According to the present invention, when a DC-DC converter is used as a voltage conversion circuit, the DC-DC converter is made for a light load state, and thus has a high conversion efficiency of about 90%, for example. Is feasible. Therefore, the efficiency of the switching power supply is 80
%, A conversion efficiency of (efficiency at rated power supply) × (efficiency of DC-DC converter) = approximately 70% is possible according to the present invention. The efficiency can be improved at low cost.

When a three-terminal regulator is used as the voltage conversion circuit, the efficiency is lower than when a DC-DC converter is used, but the overall efficiency is still about 5%.
About 0% is feasible. Further, when the load used at the time of light load is allowed to change the input voltage, it is also possible not to add a new voltage conversion circuit (for example, lighting of an LED).

[Brief description of the drawings]

FIG. 1 is a circuit diagram showing a first embodiment of the present invention.

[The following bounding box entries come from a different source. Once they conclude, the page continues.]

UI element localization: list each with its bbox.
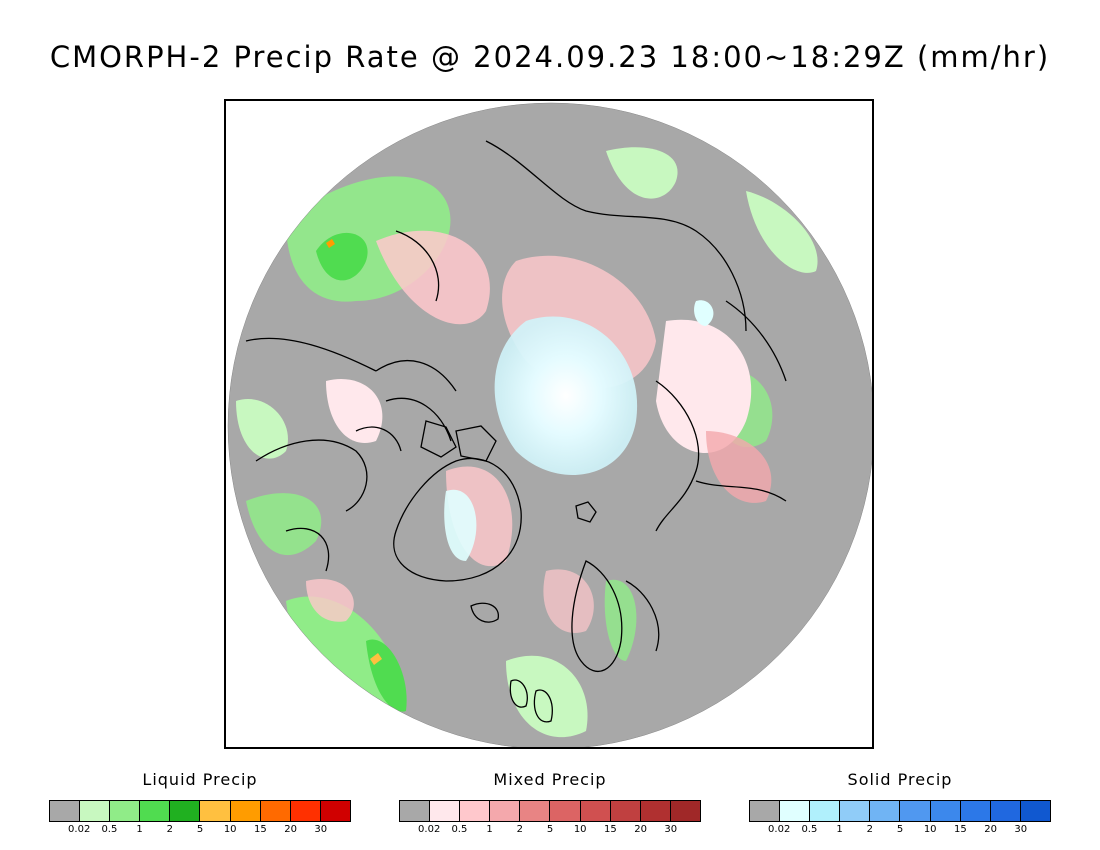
coastline-russia [655, 300, 787, 532]
legend-tick-label: 5 [546, 824, 554, 835]
legend-swatch [230, 801, 261, 821]
legend-swatch [610, 801, 641, 821]
legend-swatch [990, 801, 1021, 821]
legend-tick-label: 0.5 [801, 824, 818, 835]
legend-swatch [460, 801, 491, 821]
legend-swatch [750, 801, 781, 821]
coastline-north-america [245, 337, 377, 572]
legend-title: Solid Precip [847, 770, 953, 789]
legend-tick-label: 20 [284, 824, 297, 835]
legend-tick-label: 5 [196, 824, 204, 835]
legend-tick-label: 10 [223, 824, 237, 835]
legend-tick-label: 2 [866, 824, 873, 835]
legend-tick-label: 15 [254, 824, 267, 835]
legend-tick-label: 0.02 [768, 824, 791, 835]
legend-colorbar [399, 800, 701, 822]
precip-liquid-area [746, 191, 818, 273]
legend-title: Mixed Precip [493, 770, 607, 789]
legend-ticks: 0.02 0.5 1 2 5 10 15 20 30 [49, 824, 351, 838]
precip-liquid-area [246, 493, 322, 556]
precip-solid-area [444, 489, 477, 561]
precip-heavy-spot [326, 239, 335, 248]
coastline-british-isles [509, 679, 553, 723]
coastlines [245, 140, 787, 723]
legend-swatch [140, 801, 171, 821]
precip-solid-area [494, 316, 638, 475]
legend-swatch [810, 801, 841, 821]
legend-swatch [110, 801, 141, 821]
legend-tick-label: 0.5 [451, 824, 468, 835]
legend-tick-label: 10 [573, 824, 587, 835]
legend-swatch [670, 801, 700, 821]
legend-swatch [870, 801, 901, 821]
legend-tick-label: 20 [634, 824, 647, 835]
legend-solid-precip: Solid Precip 0.02 0.5 1 2 5 10 15 20 30 [749, 770, 1051, 838]
legend-swatch [80, 801, 111, 821]
legend-swatch [580, 801, 611, 821]
legend-tick-label: 2 [166, 824, 173, 835]
legend-swatch [960, 801, 991, 821]
coastline-greenland [393, 457, 522, 582]
legend-colorbar [49, 800, 351, 822]
legend-tick-label: 0.5 [101, 824, 118, 835]
precip-solid-area [694, 300, 714, 326]
coastline-canadian-archipelago [355, 359, 497, 462]
polar-precip-map [227, 102, 872, 747]
legend-tick-label: 10 [923, 824, 937, 835]
legend-swatch [50, 801, 81, 821]
coastline-svalbard [575, 501, 597, 523]
precip-mixed-area [376, 230, 490, 325]
legend-ticks: 0.02 0.5 1 2 5 10 15 20 30 [749, 824, 1051, 838]
precip-liquid-area [606, 147, 678, 199]
legend-swatch [260, 801, 291, 821]
legend-tick-label: 0.02 [68, 824, 91, 835]
precip-liquid-area [604, 579, 637, 661]
legend-swatch [780, 801, 811, 821]
legend-ticks: 0.02 0.5 1 2 5 10 15 20 30 [399, 824, 701, 838]
legend-title: Liquid Precip [142, 770, 258, 789]
map-title: CMORPH-2 Precip Rate @ 2024.09.23 18:00~… [49, 40, 1051, 74]
legend-swatch [1020, 801, 1050, 821]
coastline-iceland [470, 602, 499, 623]
legend-swatch [200, 801, 231, 821]
precip-mixed-area [306, 579, 354, 622]
legend-swatch [520, 801, 551, 821]
legend-mixed-precip: Mixed Precip 0.02 0.5 1 2 5 10 15 20 30 [399, 770, 701, 838]
legend-colorbar [749, 800, 1051, 822]
legend-tick-label: 15 [954, 824, 967, 835]
legend-tick-label: 30 [1014, 824, 1028, 835]
precip-liquid-area [506, 655, 588, 738]
legend-tick-label: 1 [486, 824, 493, 835]
legend-tick-label: 0.02 [418, 824, 441, 835]
legend-swatch [290, 801, 321, 821]
legend-liquid-precip: Liquid Precip 0.02 0.5 1 2 5 10 15 20 30 [49, 770, 351, 838]
legend-swatch [430, 801, 461, 821]
legend-swatch [490, 801, 521, 821]
legend-tick-label: 20 [984, 824, 997, 835]
precip-liquid-area [236, 399, 288, 459]
coastline-scandinavia [571, 560, 660, 673]
legend-tick-label: 5 [896, 824, 904, 835]
map-disk-edge [227, 102, 872, 747]
legend-swatch [550, 801, 581, 821]
legend-swatch [900, 801, 931, 821]
polar-map-panel[interactable] [224, 99, 874, 749]
coastline-alaska-siberia [395, 140, 747, 332]
legend-swatch [640, 801, 671, 821]
precip-mixed-area [543, 569, 594, 633]
legend-tick-label: 30 [664, 824, 678, 835]
precip-mixed-area [656, 319, 752, 454]
legend-swatch [840, 801, 871, 821]
legend-tick-label: 2 [516, 824, 523, 835]
legend-swatch [400, 801, 431, 821]
legend-tick-label: 1 [836, 824, 843, 835]
legend-tick-label: 15 [604, 824, 617, 835]
legend-swatch [320, 801, 350, 821]
legend-swatch [930, 801, 961, 821]
precip-mixed-area [706, 431, 772, 503]
legend-tick-label: 30 [314, 824, 328, 835]
precip-heavy-spot [370, 653, 382, 665]
legend-tick-label: 1 [136, 824, 143, 835]
legend-swatch [170, 801, 201, 821]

FIG. 2 is a circuit diagram showing a second embodiment of the present invention.

FIG. 3 is a diagram showing an example of efficiency characteristics of a conventional switching power supply.

FIG. 4 is a diagram showing a circuit configuration example of a conventional switching power supply.

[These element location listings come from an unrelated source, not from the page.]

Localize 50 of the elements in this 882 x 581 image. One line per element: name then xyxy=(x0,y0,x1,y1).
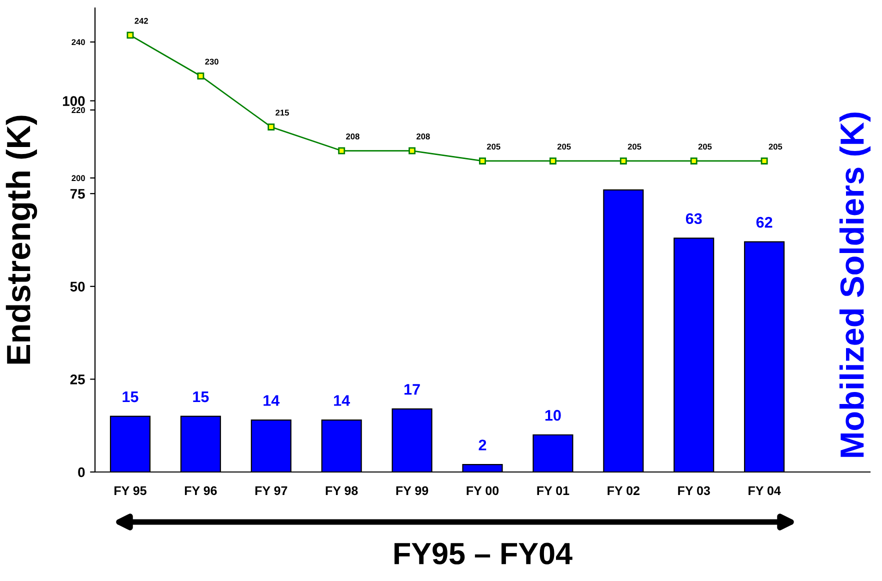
data-label: 14 xyxy=(264,395,280,406)
data-label: 15 xyxy=(122,392,138,402)
point xyxy=(338,147,346,154)
data-label: 205 xyxy=(628,144,642,150)
y2-tick-label: 200 xyxy=(72,175,85,182)
data-label: 242 xyxy=(134,18,148,24)
data-label: 14 xyxy=(334,395,350,406)
x-tick-label: FY 97 xyxy=(255,486,288,496)
data-label: 17 xyxy=(404,384,420,395)
y-tick-label: 75 xyxy=(70,189,85,199)
x-tick-label: FY 01 xyxy=(537,486,570,496)
point xyxy=(197,72,204,80)
point xyxy=(549,157,556,164)
y2-axis-title: Mobilized Soldiers (K) xyxy=(839,112,871,457)
y2-tick-label: 220 xyxy=(72,107,85,114)
data-label: 10 xyxy=(545,410,561,421)
data-label: 205 xyxy=(768,144,782,150)
point xyxy=(620,157,627,164)
data-label: 15 xyxy=(193,392,209,402)
x-tick-label: FY 03 xyxy=(678,486,710,496)
x-tick-label: FY 96 xyxy=(184,486,217,496)
data-label: 208 xyxy=(416,134,430,140)
data-label: 215 xyxy=(276,110,289,116)
x-tick-label: FY 02 xyxy=(608,486,640,496)
data-label: 205 xyxy=(557,144,571,150)
y-tick-label: 50 xyxy=(70,282,85,292)
x-axis-title: FY95 – FY04 xyxy=(394,542,572,564)
y-tick-label: 100 xyxy=(62,96,85,106)
x-tick-label: FY 04 xyxy=(748,486,781,496)
point xyxy=(690,157,698,164)
data-label: 205 xyxy=(698,144,712,150)
data-label: 63 xyxy=(686,213,702,224)
y2-tick-label: 240 xyxy=(72,39,85,46)
x-tick-label: FY 99 xyxy=(396,486,428,496)
data-label: 205 xyxy=(486,144,500,150)
x-tick-label: FY 98 xyxy=(326,486,358,496)
data-label: 62 xyxy=(756,216,772,228)
x-tick-label: FY 00 xyxy=(466,486,499,496)
point xyxy=(126,32,134,39)
data-label: 208 xyxy=(346,134,360,140)
data-label: 2 xyxy=(478,440,486,450)
y-axis-title: Endstrength (K) xyxy=(6,116,38,364)
point xyxy=(408,147,416,154)
y-tick-label: 0 xyxy=(78,467,85,478)
point xyxy=(268,124,275,130)
y-tick-label: 25 xyxy=(70,374,85,384)
x-tick-label: FY 95 xyxy=(114,486,146,496)
point xyxy=(760,157,768,164)
data-label: 230 xyxy=(205,58,218,65)
point xyxy=(479,157,486,164)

FIG. 5 is a diagram showing another example of a circuit configuration of a conventional switching power supply.

[Explanation of symbols]

1: Commercial power supply, 2: Diode bridge, 3, 7: Capacitor, 4: Transformer, 5: MOSFET, 6, 8,
9, 10 ... diode, 11 ... large capacity capacitor, 12
... Load, 13 ... Switching power supply control circuit, 14 ... Charge / discharge amount monitoring circuit, 15 ... DC-DC converter, 16 ... Light load detection circuit, 17 ... Switch, 18 ... Battery, 19
… Flyback power supply.

Claims (1)

[Claims] 1. A light load detecting means for monitoring a load, a capacitor or a battery connected to a secondary side of a switching power supply, and a command from the light load detecting means connected between the capacitor or the battery and the load. A voltage conversion unit that is turned on at a light load by a signal to supply power to the load, and is turned on at a light load by a command signal from the light load detection unit to monitor the charge / discharge amount of the capacitor or the battery, and a predetermined charge And a charge / discharge amount monitoring means for stopping the operation of the primary side of the switching power supply at a predetermined amount and operating the primary side of the switching power supply at a predetermined discharge amount.